Com Blog do Reinaldo Azevedo - Veja
Vamos lá. É preciso
cuidado para desfazer o cipoal jurídico armado pelo governo, que
envolve, a um só tempo, o eventual impeachment de Dilma e a posse de
Lula no Ministério da Casa Civil.
O ministro Teori
Zavascki negou a concessão de liminar a duas ADPFs — Arguição de
Descumprimento de Preceito Fundamental — contra a nomeação de Lula para a
Casa Civil, uma movida pelo PSDB e outra pelo PSB.
Atenção! O ministro
não entrou no mérito da coisa. Aliás, foi explícito a respeito. Ele
apenas considerou que a ADPF não é o instrumento adequado. Para ele,
trata-se de assunto próprio a mandado de segurança — que já existe. Não
custa lembrar que Gilmar Mendes concedeu uma liminar contra a posse. O
assunto vai se resolver nesta semana ou na próxima.
Escreve ainda o ministro sobre não ser a ADPF um instrumento adequado:
“É de ser acentuado, a propósito, que eventual embaraço ao exercício da jurisdição penal, com a alteração da competência para os atos de investigação e da ação penal, poderia ser suscitada nos próprios procedimentos criminais alçados ao Supremo Tribunal Federal, forma pela qual controvérsias semelhantes vem sendo historicamente decididas pelo Tribunal.”

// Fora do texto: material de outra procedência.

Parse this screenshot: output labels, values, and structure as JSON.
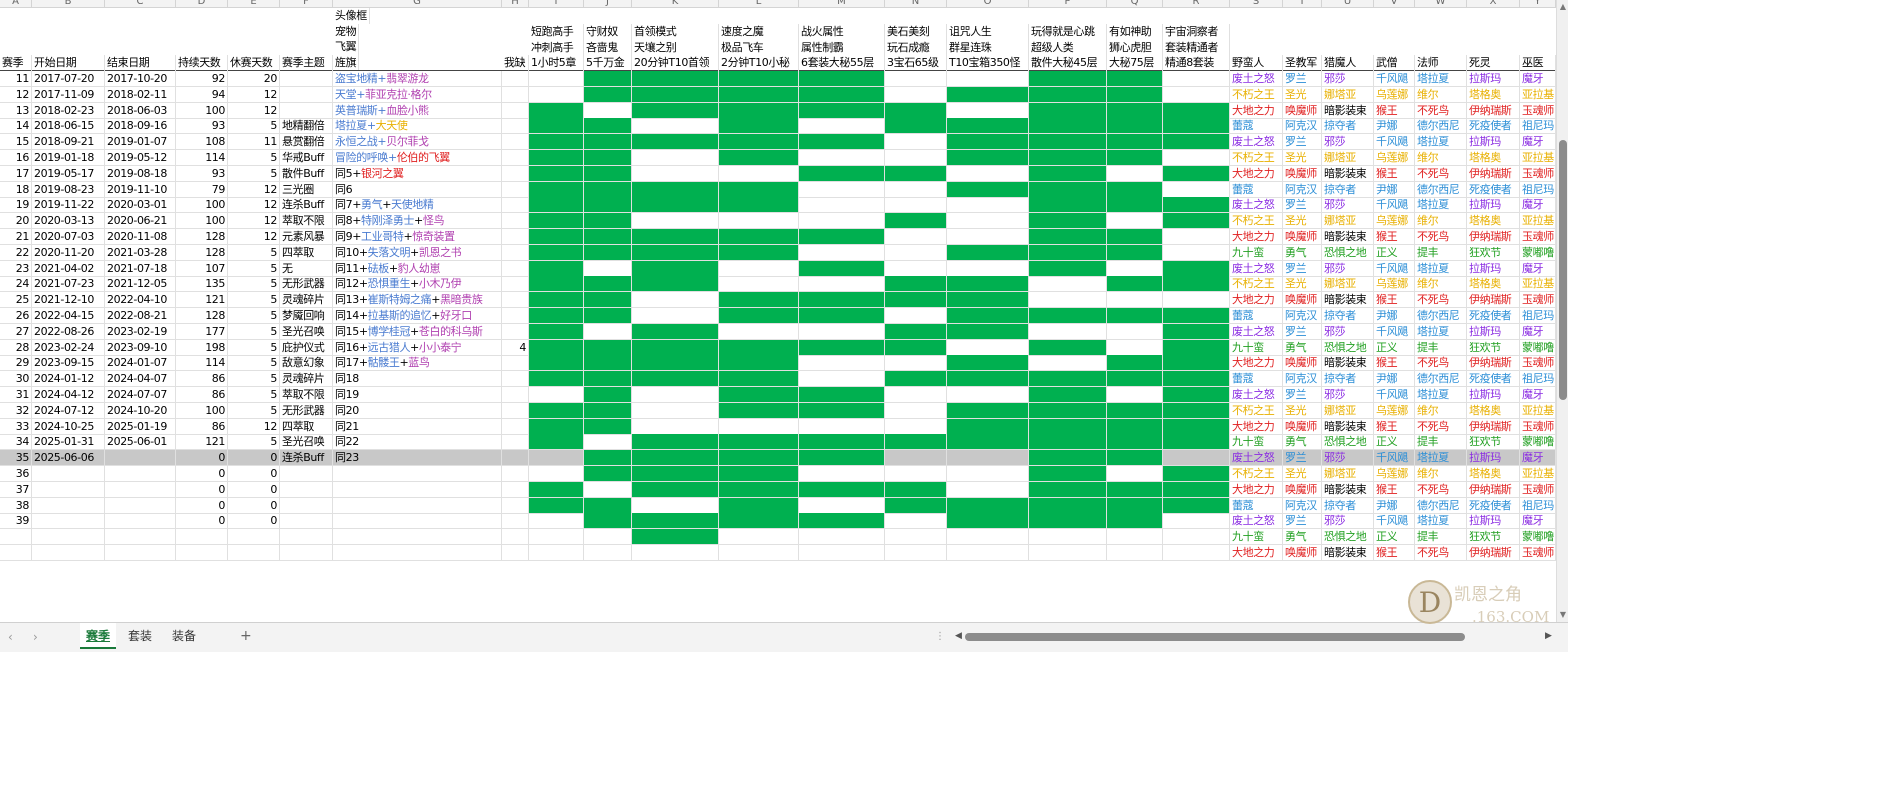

“É de ser acentuado, a propósito, que eventual embaraço ao exercício da jurisdição penal, com a alteração da competência para os atos de investigação e da ação penal, poderia ser suscitada nos próprios procedimentos criminais alçados ao Supremo Tribunal Federal, forma pela qual controvérsias semelhantes vem sendo historicamente decididas pelo Tribunal.”
Atenção, caros!
Visto de antemão, parece que Teori está apenas tomando uma decisão de
interesse do PT. Não! Quem menos gostou do despacho certamente foi a
Advocacia-Geral da União, que já havia solicitado que a decisão de
Teori, na prática, prevalecesse sobre a de Gilmar Mendes.
De resto, com
efeito, fica difícil considerar que, na origem, a nomeação de Lula seja
mesmo um problema afeito à Constituição. Claro, sempre se pode
argumentar que a decisão fere fundamentos gerais da Carta, como
probidade e decoro. Mas, por esse caminho, até um sanduíche de mortadela
vira tema constitucional.
O mandado de
segurança, no caso, mostrar-se instrumento adequado. Os ministros
dispõem de todos os elementos para decidir, inclusive de um parecer da
Procuradoria-Geral da República — este enviado a Teori — em que se diz
com todas as letras que nomeação de Lula objetiva a conquista do foro
especial por prerrogativa de função e a obstrução da Justiça. Não
obstante, Rodrigo Janot, por alguma razão desconhecida, diz que Lula
pode, sim, ser nomeado.
Não se enganem:
quando os principais lances que dizem respeito a um governo se resolvem
nos tribunais, não no ambiente do próprio Executivo e do Congresso, o
país se transformou num caso de polícia, não de política.
Vamos ver qual vai
ser o encaminhamento no Supremo. Gilmar Mendes, que concedeu a liminar a
mandado de segurança, pode apenas ratificá-la — e, nesse caso, o
julgamento pode se dar já nesta quarta — ou pode optar por um
procedimento de julgamento de mérito mesmo, hipótese em que o tribunal
se debruça sobre o tema na semana que vem.